It’s Sunday morning, and I’m just so happy. I haven’t won the lottery, and I’m never content with my personal financial balance sheet. I have not eliminated work stress, and there are piles of impatient client files around me. The world feels increasingly chaotic, angry, and dangerous. And yet, I feel content and gratified.
I’ve felt happy for a long time. I remember the moment when I acknowledged that optimism was central to my personality. It was about 15 years ago, and I had to develop a security phrase for a financial website. The phrase I immediately came up with was, “the sun is shining.” But it was not a sunny day; it was cloudy. I had a moment of clarity when I realized that the sunshine was coming from within.
It hasn’t always been that way. I endured adolescent angst and young-adult full-blown depression. My 30’s were full of incessant demands and an over-arching belief that I wasn’t good enough at anything. Raising rambunctious boys, maintaining a household, volunteering, and climbing the professional lawyer ladder obviated the ability to reflect on whether I was happy.
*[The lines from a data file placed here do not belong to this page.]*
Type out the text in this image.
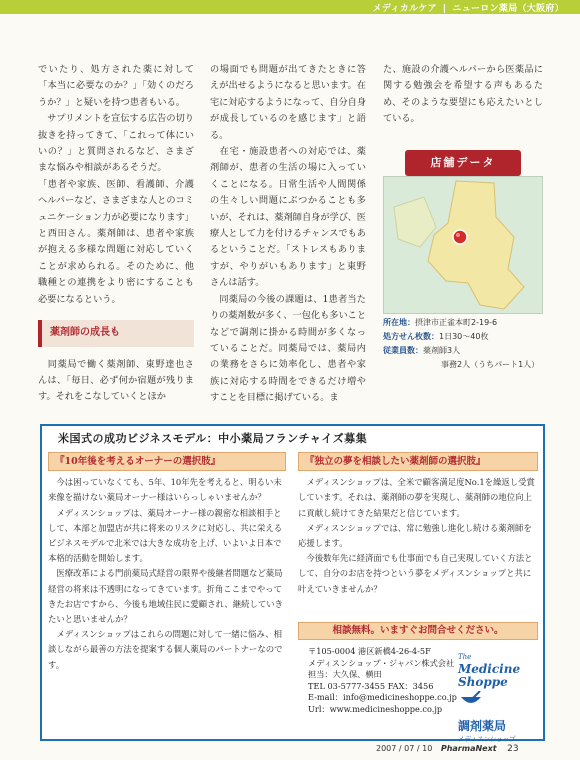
メディカルケア | ニューロン薬局（大阪府）

でいたり、処方された薬に対して「本当に必要なのか？」「効くのだろうか？」と疑いを持つ患者もいる。

　サプリメントを宣伝する広告の切り抜きを持ってきて、「これって体にいいの？」と質問されるなど、さまざまな悩みや相談があるそうだ。

「患者や家族、医師、看護師、介護ヘルパーなど、さまざまな人とのコミュニケーション力が必要になります」と西田さん。薬剤師は、患者や家族が抱える多様な問題に対応していくことが求められる。そのために、他職種との連携をより密にすることも必要になるという。

薬剤師の成長も

　同薬局で働く薬剤師、東野達也さんは、「毎日、必ず何か宿題が残ります。それをこなしていくとほか

の場面でも問題が出てきたときに答えが出せるようになると思います。在宅に対応するようになって、自分自身が成長しているのを感じます」と語る。

　在宅・施設患者への対応では、薬剤師が、患者の生活の場に入っていくことになる。日常生活や人間関係の生々しい問題にぶつかることも多いが、それは、薬剤師自身が学び、医療人として力を付けるチャンスでもあるということだ。「ストレスもありますが、やりがいもあります」と東野さんは話す。

　同薬局の今後の課題は、1患者当たりの薬剤数が多く、一包化も多いことなどで調剤に掛かる時間が多くなっていることだ。同薬局では、薬局内の業務をさらに効率化し、患者や家族に対応する時間をできるだけ増やすことを目標に掲げている。ま

た、施設の介護ヘルパーから医薬品に関する勉強会を希望する声もあるため、そのような要望にも応えたいとしている。

店舗データ
所在地：摂津市正雀本町2-19-6
処方せん枚数：1日30〜40枚
従業員数：薬剤師3人
事務2人（うちパート1人）
米国式の成功ビジネスモデル：中小薬局フランチャイズ募集
『10年後を考えるオーナーの選択肢』

今は困っていなくても、5年、10年先を考えると、明るい未来像を描けない薬局オーナー様はいらっしゃいませんか？

メディスンショップは、薬局オーナー様の親密な相談相手として、本部と加盟店が共に将来のリスクに対応し、共に栄えるビジネスモデルで北米では大きな成功を上げ、いよいよ日本で本格的活動を開始します。

医療改革による門前薬局式経営の限界や後継者問題など薬局経営の将来は不透明になってきています。折角ここまでやってきたお店ですから、今後も地域住民に愛顧され、継続していきたいと思いませんか？

メディスンショップはこれらの問題に対して一緒に悩み、相談しながら最善の方法を提案する個人薬局のパートナーなのです。

『独立の夢を相談したい薬剤師の選択肢』

メディスンショップは、全米で顧客満足度No.1を繰返し受賞しています。それは、薬剤師の夢を実現し、薬剤師の地位向上に貢献し続けてきた結果だと信じています。

メディスンショップでは、常に勉強し進化し続ける薬剤師を応援します。

今後数年先に経済面でも仕事面でも自己実現していく方法として、自分のお店を持つという夢をメディスンショップと共に叶えていきませんか？

相談無料。いますぐお問合せください。
〒105-0004 港区新橋4-26-4-5F
メディスンショップ・ジャパン株式会社
担当：大久保、横田
TEL 03-5777-3455 FAX：3456
E-mail：info@medicineshoppe.co.jp
Url：www.medicineshoppe.co.jp
The
Medicine Shoppe
調剤薬局
メディスンショップ
2007 / 07 / 10 PharmaNext 23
Joyful moments abounded, for sure, but the busyness of my life eclipsed my capacity to reflect on it.
That changed when I started exercising regularly. Not only did exercise elevate my mood and stimulate feel-good endorphins, it mandated that I break away from the perpetual agenda of things I thought I wasn’t doing well enough. Physical activity proved to be the ultimate form of self-care. Pounding footsteps abolished uncertainty, deep breathing eliminated anxiety, and a heightened awareness of the outdoors fomented a belief that I was strong and capable. Forgiveness for my perceived inadequacies was always just a sweaty half-hour away.
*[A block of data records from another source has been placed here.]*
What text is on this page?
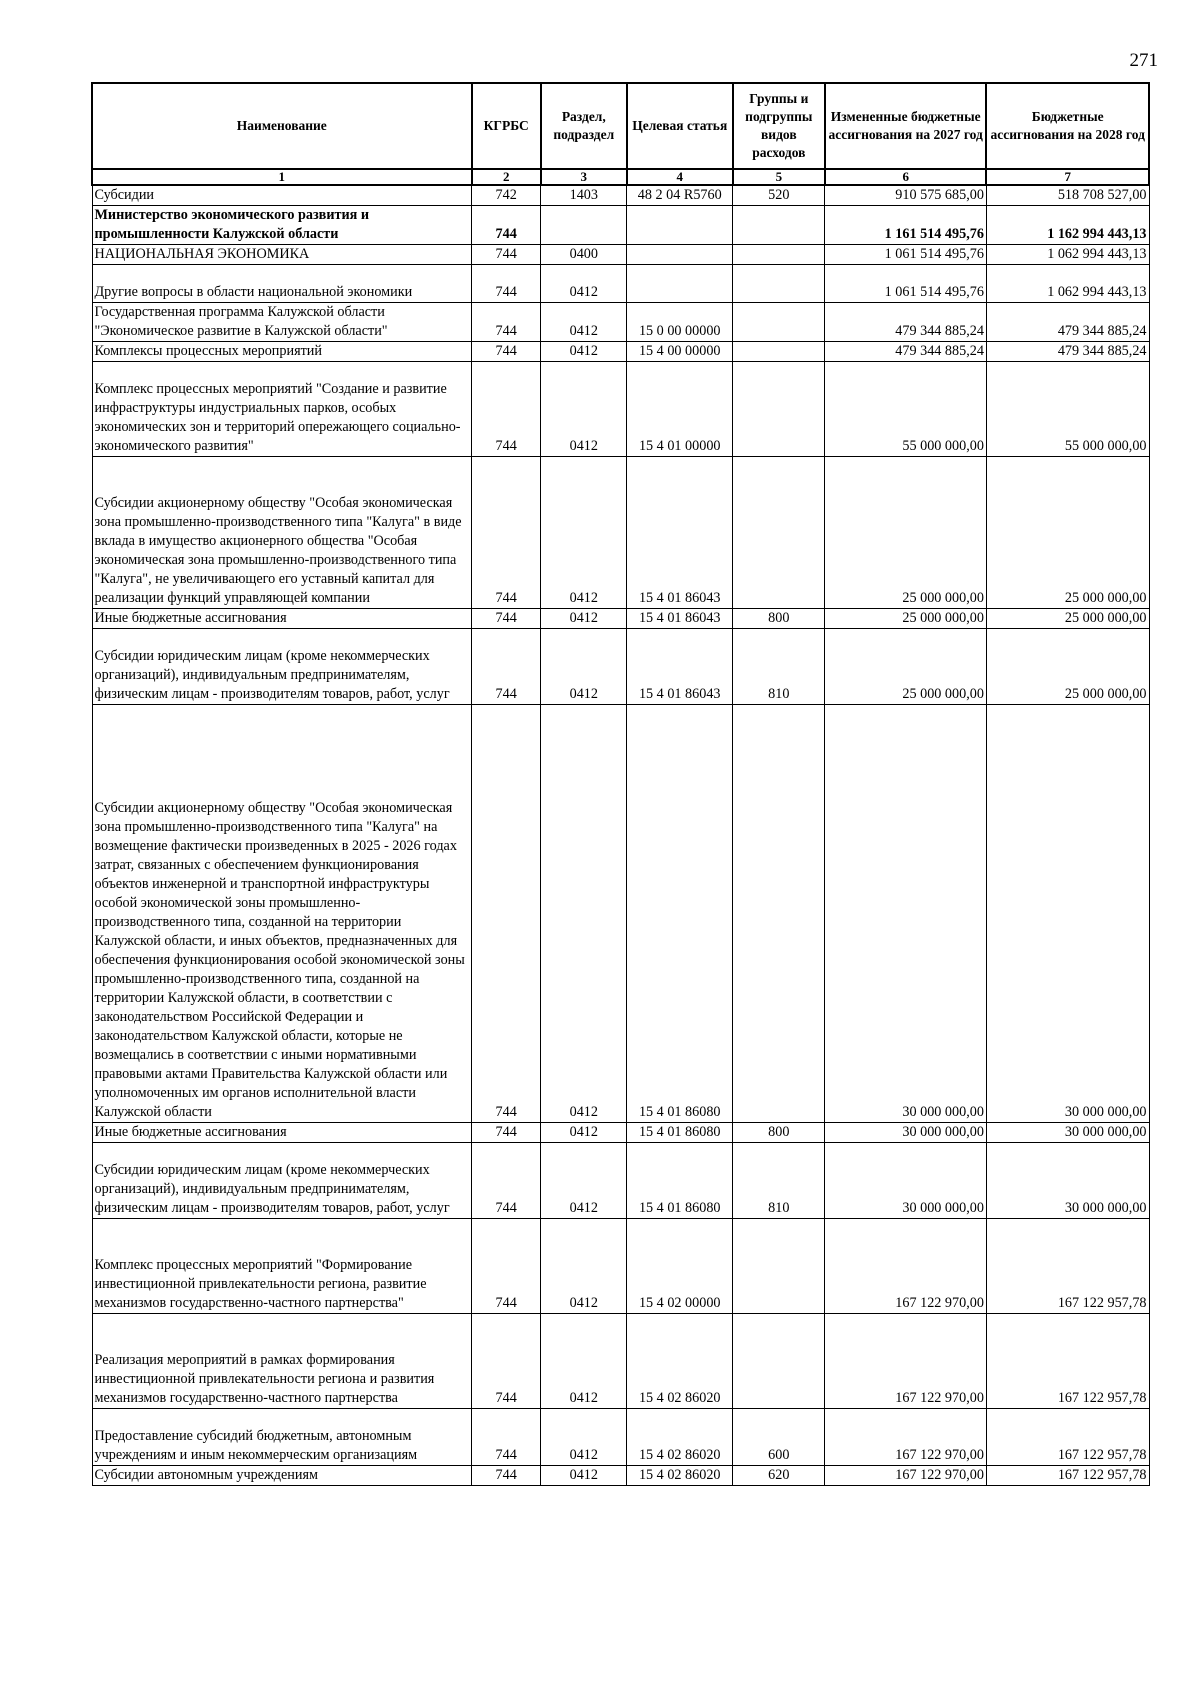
271
Наименование	КГРБС	Раздел, подраздел	Целевая статья	Группы и подгруппы видов расходов	Измененные бюджетные ассигнования на 2027 год	Бюджетные ассигнования на 2028 год
1	2	3	4	5	6	7
Субсидии	742	1403	48 2 04 R5760	520	910 575 685,00	518 708 527,00
Министерство экономического развития и промышленности Калужской области	744				1 161 514 495,76	1 162 994 443,13
НАЦИОНАЛЬНАЯ ЭКОНОМИКА	744	0400			1 061 514 495,76	1 062 994 443,13
Другие вопросы в области национальной экономики	744	0412			1 061 514 495,76	1 062 994 443,13
Государственная программа Калужской области "Экономическое развитие в Калужской области"	744	0412	15 0 00 00000		479 344 885,24	479 344 885,24
Комплексы процессных мероприятий	744	0412	15 4 00 00000		479 344 885,24	479 344 885,24
Комплекс процессных мероприятий "Создание и развитие инфраструктуры индустриальных парков, особых экономических зон и территорий опережающего социально-экономического развития"	744	0412	15 4 01 00000		55 000 000,00	55 000 000,00
Субсидии акционерному обществу "Особая экономическая зона промышленно-производственного типа "Калуга" в виде вклада в имущество акционерного общества "Особая экономическая зона промышленно-производственного типа "Калуга", не увеличивающего его уставный капитал для реализации функций управляющей компании	744	0412	15 4 01 86043		25 000 000,00	25 000 000,00
Иные бюджетные ассигнования	744	0412	15 4 01 86043	800	25 000 000,00	25 000 000,00
Субсидии юридическим лицам (кроме некоммерческих организаций), индивидуальным предпринимателям, физическим лицам - производителям товаров, работ, услуг	744	0412	15 4 01 86043	810	25 000 000,00	25 000 000,00
Субсидии акционерному обществу "Особая экономическая зона промышленно-производственного типа "Калуга" на возмещение фактически произведенных в 2025 - 2026 годах затрат, связанных с обеспечением функционирования объектов инженерной и транспортной инфраструктуры особой экономической зоны промышленно-производственного типа, созданной на территории Калужской области, и иных объектов, предназначенных для обеспечения функционирования особой экономической зоны промышленно-производственного типа, созданной на территории Калужской области, в соответствии с законодательством Российской Федерации и законодательством Калужской области, которые не возмещались в соответствии с иными нормативными правовыми актами Правительства Калужской области или уполномоченных им органов исполнительной власти Калужской области	744	0412	15 4 01 86080		30 000 000,00	30 000 000,00
Иные бюджетные ассигнования	744	0412	15 4 01 86080	800	30 000 000,00	30 000 000,00
Субсидии юридическим лицам (кроме некоммерческих организаций), индивидуальным предпринимателям, физическим лицам - производителям товаров, работ, услуг	744	0412	15 4 01 86080	810	30 000 000,00	30 000 000,00
Комплекс процессных мероприятий "Формирование инвестиционной привлекательности региона, развитие механизмов государственно-частного партнерства"	744	0412	15 4 02 00000		167 122 970,00	167 122 957,78
Реализация мероприятий в рамках формирования инвестиционной привлекательности региона и развития механизмов государственно-частного партнерства	744	0412	15 4 02 86020		167 122 970,00	167 122 957,78
Предоставление субсидий бюджетным, автономным учреждениям и иным некоммерческим организациям	744	0412	15 4 02 86020	600	167 122 970,00	167 122 957,78
Субсидии автономным учреждениям	744	0412	15 4 02 86020	620	167 122 970,00	167 122 957,78
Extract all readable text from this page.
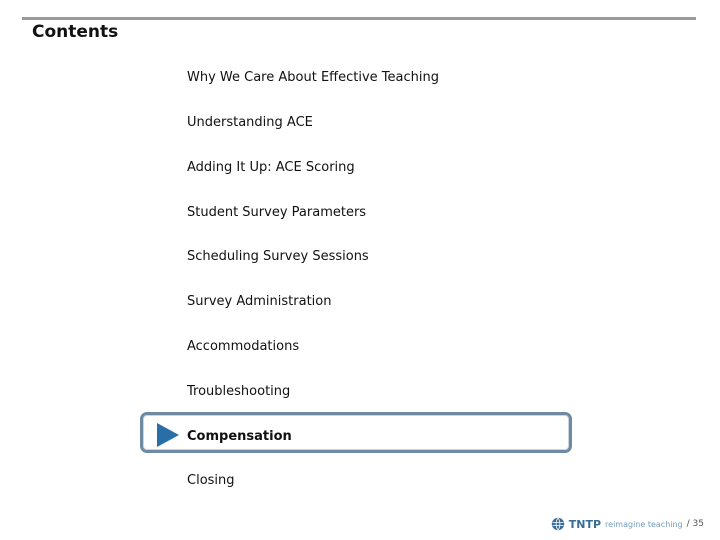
Contents
Why We Care About Effective Teaching
Understanding ACE
Adding It Up: ACE Scoring
Student Survey Parameters
Scheduling Survey Sessions
Survey Administration
Accommodations
Troubleshooting
Compensation
Closing
TNTP reimagine teaching / 35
I often tout the virtue of a daily exercise habit as it eliminates workout planning and internal cajoling and shaming. But today I’m wondering if happiness isn’t a habit as well. I believe that comforting routines combine to create contentment: waking up, petting an enthusiastic pup, hugging my patient husband, working out, enjoying a hot shower, and eating a delicious but healthy breakfast. The happiness formula is simple but reliable. Who needs anything else?
Now, if I could just accumulate a fortune, ditch unrealistic clients, and solve the dog hair problem in my car, I would be euphoric, not merely happy!